The deadlines that matter

The EU AI Act applies in phases, so HR teams have a window to prepare rather than a single switch-on date. The AI-literacy duty in Article 4 and the bans on prohibited practices have applied since 2 February 2025. Governance rules and obligations for general-purpose AI models have applied since 2 August 2025.

1. 2 February 2025: prohibited AI practices banned and the Article 4 AI-literacy obligation in force - note that emotion-recognition AI in the workplace is a prohibited practice except for narrow safety or medical reasons.
2. 2 August 2025: governance provisions and general-purpose AI model obligations apply.
3. 2 August 2026: most high-risk obligations apply, including the Annex III point 4 duties that cover recruitment and HR systems - this is the key date for HR teams.
4. 2 August 2027: high-risk AI embedded in products already regulated under EU product-safety law must comply.

What HR teams must do now: a checklist

ComplyAgent lets you classify each HR system once and then generate the documentation, oversight records and impact assessment you need to satisfy all three frameworks.

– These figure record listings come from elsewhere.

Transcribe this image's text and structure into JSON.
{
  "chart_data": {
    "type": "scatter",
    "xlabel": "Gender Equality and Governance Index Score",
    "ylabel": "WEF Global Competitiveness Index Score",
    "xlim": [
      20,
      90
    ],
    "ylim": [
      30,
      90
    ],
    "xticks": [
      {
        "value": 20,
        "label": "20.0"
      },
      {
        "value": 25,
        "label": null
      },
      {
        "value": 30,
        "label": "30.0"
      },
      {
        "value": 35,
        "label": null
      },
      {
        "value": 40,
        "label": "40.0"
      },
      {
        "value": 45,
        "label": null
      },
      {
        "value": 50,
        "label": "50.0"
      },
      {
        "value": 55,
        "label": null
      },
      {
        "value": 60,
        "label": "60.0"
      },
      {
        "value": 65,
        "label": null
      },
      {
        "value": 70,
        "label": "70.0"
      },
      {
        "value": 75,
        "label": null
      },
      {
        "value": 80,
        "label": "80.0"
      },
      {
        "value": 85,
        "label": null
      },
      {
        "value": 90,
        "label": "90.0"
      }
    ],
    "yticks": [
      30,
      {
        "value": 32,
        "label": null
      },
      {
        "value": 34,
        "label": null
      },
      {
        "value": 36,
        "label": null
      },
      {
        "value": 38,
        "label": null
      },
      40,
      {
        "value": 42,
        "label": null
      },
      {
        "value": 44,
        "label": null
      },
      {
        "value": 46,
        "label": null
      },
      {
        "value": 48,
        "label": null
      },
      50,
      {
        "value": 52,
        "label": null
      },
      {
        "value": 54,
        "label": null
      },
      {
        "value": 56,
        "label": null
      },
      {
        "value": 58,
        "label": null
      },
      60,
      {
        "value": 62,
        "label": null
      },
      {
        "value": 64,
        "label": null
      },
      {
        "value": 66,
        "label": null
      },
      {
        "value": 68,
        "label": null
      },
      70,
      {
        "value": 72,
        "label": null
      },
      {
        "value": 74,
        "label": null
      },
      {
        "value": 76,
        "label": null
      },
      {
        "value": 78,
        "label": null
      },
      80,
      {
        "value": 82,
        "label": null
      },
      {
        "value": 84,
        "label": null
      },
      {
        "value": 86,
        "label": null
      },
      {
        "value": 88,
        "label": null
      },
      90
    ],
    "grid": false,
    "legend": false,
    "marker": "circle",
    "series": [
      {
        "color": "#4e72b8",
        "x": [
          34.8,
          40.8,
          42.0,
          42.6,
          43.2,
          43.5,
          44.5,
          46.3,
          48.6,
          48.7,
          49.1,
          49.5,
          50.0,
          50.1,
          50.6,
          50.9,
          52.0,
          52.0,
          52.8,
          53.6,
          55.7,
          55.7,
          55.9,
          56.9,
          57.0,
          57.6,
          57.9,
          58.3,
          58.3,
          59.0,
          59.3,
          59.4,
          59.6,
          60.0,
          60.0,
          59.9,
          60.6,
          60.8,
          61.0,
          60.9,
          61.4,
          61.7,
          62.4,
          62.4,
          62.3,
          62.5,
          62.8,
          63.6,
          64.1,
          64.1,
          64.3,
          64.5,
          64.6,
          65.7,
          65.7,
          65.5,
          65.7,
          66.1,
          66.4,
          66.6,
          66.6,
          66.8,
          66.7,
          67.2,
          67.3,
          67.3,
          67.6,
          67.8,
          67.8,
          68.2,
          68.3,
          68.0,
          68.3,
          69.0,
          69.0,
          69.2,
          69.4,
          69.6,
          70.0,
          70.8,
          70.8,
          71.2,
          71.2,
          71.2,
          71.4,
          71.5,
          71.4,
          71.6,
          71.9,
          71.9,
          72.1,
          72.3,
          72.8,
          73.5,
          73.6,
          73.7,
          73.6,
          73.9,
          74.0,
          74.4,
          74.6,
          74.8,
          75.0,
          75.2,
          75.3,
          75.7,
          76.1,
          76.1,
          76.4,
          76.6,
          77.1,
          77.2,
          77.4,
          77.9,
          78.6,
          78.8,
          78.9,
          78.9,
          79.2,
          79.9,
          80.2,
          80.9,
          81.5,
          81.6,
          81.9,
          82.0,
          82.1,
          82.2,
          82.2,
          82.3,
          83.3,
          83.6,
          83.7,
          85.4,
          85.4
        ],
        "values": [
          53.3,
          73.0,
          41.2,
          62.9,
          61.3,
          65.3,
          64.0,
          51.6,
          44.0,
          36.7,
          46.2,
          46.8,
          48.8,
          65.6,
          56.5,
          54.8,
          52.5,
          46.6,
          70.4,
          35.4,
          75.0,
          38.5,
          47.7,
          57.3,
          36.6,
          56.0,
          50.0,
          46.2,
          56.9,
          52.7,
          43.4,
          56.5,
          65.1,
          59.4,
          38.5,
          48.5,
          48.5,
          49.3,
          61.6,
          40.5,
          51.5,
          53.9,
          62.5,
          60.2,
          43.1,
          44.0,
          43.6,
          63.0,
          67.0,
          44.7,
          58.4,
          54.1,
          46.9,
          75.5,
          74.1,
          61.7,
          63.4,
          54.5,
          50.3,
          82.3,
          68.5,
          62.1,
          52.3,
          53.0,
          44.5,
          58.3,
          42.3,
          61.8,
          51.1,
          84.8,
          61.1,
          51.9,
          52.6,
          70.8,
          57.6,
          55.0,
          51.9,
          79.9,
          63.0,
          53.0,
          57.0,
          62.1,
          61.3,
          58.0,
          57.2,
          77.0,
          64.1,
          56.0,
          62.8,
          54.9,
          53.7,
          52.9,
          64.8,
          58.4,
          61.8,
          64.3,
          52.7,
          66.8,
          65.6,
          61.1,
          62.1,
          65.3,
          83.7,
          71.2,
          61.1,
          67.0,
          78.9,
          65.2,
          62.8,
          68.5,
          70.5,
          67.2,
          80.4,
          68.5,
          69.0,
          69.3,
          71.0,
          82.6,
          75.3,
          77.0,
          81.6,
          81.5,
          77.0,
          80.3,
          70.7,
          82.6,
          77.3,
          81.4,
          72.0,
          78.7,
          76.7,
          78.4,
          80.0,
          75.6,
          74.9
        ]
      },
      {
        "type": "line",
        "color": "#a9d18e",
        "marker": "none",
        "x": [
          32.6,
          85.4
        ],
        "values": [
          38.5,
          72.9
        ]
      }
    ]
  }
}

1. Inventory every AI tool touching recruitment, screening, performance, promotion, task allocation, monitoring or termination.
2. Classify each tool: confirm whether it is high-risk under Annex III point 4, and document any Article 6(3) exception you rely on.
3. Identify your role per tool - deployer for bought tools, provider if you build or materially modify one.
4. Ask vendors for evidence: the declaration of conformity, CE marking, instructions for use and a bias and data-governance summary.
5. Stand up human oversight: name who reviews and can override AI decisions, and train them on the tool's limits.
6. Run a fundamental rights impact assessment under Article 27 where it applies, before first use.
7. Set up worker and candidate notification, and a process for the human explanation of decisions under Article 86.
8. Roll out AI-literacy training so HR staff meet the Article 4 obligation.
9. Keep logs and records, and define how long you retain them.
10. Re-use the same classification and evidence across the EU AI Act, NIST AI RMF and ISO/IEC 42001 instead of starting each framework from scratch.

Penalties for getting it wrong

Enforcement has real teeth. Using a prohibited practice, such as workplace emotion recognition outside the narrow exceptions, can draw fines of up to EUR 35 million or 7 percent of total worldwide annual turnover, whichever is higher. Breaching other obligations, including the high-risk requirements that govern recruitment and HR systems, can draw fines of up to EUR 15 million or 3 percent of turnover. Supplying incorrect or misleading information to authorities carries its own lower tier.

A note on timing: a proposed Digital Omnibus package has floated deferring some high-risk deadlines, but it is PROPOSED and has NOT been adopted. Until it becomes law, plan against the enacted dates above, with 2 August 2026 as the operative deadline for HR and recruiting AI.